3.         Vaststaande feiten en omstandigheden

Voor de beoordeling van het beroep gaat het Centraal Tuchtcollege uit van de feiten en omstandigheden zoals deze zijn vastgesteld door het Regionaal Tuchtcollege en hiervoor onder 2 “2. DE FEITEN” zijn weergegeven.

4.         Beoordeling van het beroep

4.1       Blijkens het (aanvullend) beroepschrift kan klager zich niet vinden in de afwijzing van zijn klacht door het Regionaal Tuchtcollege en heeft hij met zijn beroep beoogd zijn klacht in volle omvang ter beoordeling aan het Centraal Tuchtcollege voor te leggen.

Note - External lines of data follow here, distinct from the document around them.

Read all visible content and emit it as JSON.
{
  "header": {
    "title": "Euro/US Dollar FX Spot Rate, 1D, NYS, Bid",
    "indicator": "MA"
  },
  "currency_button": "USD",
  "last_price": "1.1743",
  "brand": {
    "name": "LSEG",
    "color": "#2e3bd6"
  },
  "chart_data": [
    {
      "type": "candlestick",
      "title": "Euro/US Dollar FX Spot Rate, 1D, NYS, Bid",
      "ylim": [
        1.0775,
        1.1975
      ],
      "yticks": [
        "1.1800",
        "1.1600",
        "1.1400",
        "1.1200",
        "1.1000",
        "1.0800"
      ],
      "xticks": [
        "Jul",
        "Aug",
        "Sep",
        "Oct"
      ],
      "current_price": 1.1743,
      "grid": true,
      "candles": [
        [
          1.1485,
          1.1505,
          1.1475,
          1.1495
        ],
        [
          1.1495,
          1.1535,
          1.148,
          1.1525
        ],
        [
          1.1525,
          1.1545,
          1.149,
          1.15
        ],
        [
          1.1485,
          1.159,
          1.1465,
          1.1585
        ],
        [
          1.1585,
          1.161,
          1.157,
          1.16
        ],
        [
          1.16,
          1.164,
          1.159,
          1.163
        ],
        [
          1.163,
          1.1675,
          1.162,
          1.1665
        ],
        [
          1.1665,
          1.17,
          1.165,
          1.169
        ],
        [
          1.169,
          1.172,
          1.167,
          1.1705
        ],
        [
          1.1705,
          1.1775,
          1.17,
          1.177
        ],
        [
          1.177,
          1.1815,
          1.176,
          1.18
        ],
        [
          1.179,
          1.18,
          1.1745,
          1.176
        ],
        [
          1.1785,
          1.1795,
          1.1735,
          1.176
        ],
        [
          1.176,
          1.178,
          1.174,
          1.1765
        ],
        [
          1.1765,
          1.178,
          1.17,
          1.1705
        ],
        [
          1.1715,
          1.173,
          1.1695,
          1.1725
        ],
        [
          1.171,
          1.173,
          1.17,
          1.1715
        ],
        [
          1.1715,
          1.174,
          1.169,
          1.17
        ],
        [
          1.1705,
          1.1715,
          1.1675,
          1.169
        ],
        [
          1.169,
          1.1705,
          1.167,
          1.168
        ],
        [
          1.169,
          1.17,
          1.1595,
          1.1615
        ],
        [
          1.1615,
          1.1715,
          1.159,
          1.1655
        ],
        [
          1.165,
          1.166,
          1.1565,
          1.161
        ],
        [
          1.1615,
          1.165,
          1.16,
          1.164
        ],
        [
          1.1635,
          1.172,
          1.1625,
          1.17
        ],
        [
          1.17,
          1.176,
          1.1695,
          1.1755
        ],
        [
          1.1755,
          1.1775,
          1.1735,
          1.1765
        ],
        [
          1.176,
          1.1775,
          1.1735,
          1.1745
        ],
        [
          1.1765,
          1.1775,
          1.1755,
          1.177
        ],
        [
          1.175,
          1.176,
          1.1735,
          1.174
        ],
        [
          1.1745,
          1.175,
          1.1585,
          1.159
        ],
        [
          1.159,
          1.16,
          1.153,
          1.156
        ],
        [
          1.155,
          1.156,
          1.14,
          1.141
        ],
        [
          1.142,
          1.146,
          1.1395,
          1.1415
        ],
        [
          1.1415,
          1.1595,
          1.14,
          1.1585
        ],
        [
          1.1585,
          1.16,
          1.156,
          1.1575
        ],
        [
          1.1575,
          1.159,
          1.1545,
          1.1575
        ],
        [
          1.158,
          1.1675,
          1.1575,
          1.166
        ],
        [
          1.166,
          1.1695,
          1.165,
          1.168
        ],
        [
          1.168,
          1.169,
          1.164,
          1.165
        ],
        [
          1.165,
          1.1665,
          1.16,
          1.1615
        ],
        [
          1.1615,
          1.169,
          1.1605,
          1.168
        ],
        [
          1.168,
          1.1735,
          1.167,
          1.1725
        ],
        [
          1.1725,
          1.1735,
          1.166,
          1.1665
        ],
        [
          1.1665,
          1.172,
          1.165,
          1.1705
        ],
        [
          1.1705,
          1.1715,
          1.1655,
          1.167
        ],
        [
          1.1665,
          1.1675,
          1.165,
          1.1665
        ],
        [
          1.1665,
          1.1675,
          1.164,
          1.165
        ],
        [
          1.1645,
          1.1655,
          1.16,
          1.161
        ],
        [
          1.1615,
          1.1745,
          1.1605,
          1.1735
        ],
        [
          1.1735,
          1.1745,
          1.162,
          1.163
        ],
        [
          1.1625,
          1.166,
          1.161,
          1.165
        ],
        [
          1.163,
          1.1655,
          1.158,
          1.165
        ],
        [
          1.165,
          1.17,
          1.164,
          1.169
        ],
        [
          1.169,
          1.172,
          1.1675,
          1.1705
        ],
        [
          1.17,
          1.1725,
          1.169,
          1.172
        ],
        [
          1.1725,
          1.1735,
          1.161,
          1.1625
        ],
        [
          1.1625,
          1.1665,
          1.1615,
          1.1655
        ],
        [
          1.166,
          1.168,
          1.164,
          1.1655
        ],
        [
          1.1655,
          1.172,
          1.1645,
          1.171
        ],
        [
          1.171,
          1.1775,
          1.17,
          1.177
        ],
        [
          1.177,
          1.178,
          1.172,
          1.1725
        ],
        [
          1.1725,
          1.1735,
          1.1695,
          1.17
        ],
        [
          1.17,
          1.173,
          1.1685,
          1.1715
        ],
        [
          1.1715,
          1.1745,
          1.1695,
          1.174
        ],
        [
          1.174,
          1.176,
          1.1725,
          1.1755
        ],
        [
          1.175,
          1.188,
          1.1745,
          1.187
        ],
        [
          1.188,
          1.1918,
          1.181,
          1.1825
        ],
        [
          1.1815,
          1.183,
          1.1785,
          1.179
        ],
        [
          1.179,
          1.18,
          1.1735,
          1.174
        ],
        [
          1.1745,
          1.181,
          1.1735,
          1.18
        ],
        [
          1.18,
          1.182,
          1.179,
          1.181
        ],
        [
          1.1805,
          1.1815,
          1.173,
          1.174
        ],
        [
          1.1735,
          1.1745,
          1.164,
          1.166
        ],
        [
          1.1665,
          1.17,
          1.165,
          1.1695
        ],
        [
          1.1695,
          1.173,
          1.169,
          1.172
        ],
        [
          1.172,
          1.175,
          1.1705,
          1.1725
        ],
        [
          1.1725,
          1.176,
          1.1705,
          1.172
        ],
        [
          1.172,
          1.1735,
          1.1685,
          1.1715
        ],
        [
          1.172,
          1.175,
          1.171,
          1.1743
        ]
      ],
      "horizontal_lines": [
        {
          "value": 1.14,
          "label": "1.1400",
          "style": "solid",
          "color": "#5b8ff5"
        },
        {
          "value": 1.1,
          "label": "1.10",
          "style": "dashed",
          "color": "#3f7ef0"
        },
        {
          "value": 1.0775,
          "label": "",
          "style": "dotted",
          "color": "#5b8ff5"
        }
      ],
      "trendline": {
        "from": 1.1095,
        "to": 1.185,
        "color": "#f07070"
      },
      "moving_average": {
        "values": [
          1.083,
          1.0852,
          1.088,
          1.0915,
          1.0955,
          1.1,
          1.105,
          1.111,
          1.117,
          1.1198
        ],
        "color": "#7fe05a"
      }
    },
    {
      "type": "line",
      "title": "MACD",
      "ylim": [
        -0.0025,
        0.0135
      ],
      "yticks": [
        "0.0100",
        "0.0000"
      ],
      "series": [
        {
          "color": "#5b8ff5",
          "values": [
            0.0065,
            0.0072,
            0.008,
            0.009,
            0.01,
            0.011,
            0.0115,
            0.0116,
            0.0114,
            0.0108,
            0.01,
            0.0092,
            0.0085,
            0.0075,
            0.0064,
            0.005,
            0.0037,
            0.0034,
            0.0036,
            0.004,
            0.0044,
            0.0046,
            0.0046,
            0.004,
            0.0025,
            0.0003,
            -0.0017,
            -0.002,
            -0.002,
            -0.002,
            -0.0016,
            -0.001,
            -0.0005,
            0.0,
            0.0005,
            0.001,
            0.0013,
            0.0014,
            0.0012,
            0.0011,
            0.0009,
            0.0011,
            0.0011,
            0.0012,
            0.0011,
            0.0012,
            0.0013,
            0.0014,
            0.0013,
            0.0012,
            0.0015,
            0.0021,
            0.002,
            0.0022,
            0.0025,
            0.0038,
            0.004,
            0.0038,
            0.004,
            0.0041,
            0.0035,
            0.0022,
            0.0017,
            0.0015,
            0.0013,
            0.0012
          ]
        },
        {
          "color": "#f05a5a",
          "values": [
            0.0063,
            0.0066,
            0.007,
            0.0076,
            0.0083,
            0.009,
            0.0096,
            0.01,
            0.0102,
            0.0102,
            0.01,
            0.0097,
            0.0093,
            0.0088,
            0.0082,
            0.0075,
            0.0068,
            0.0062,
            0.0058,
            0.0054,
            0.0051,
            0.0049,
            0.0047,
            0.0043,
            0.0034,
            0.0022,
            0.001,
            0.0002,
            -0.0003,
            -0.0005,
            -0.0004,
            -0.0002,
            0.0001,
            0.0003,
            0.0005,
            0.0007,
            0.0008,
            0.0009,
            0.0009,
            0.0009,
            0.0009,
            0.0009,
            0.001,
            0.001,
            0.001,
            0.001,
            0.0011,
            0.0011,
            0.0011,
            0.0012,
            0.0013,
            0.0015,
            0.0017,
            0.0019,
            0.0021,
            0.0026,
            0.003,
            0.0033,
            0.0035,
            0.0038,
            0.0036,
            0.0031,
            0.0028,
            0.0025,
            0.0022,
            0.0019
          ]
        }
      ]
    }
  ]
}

4.2       De psychiater heeft gemotiveerd verweer gevoerd en geconcludeerd tot verwerping van het beroep.

4.3       De behandeling van de zaak in beroep heeft het Centraal Tuchtcollege geen aanleiding gegeven tot de vaststelling van andere feiten of tot andere beschouwingen en beslissingen dan die van het Regionaal Tuchtcollege in eerste aanleg, zodat het beroep moet worden verworpen.

5.                     De beslissing

         Het Centraal Tuchtcollege voor de Gezondheidszorg:

verwerpt het beroep.

Deze beslissing is gegeven door: mr. E.J. van Sandick, voorzitter, mr. A.R.O. Mooy en

mr. drs. R. Prakke-Nieuwenhuizen, leden-juristen en drs. M. Drost en dr. M.C. ten Doesschate, leden-beroepsgenoten en mr. A. Mul, secretaris.

Uitgesproken ter openbare zitting van 3 oktober 2017.

                        Voorzitter   w.g.                                Secretaris   w.g.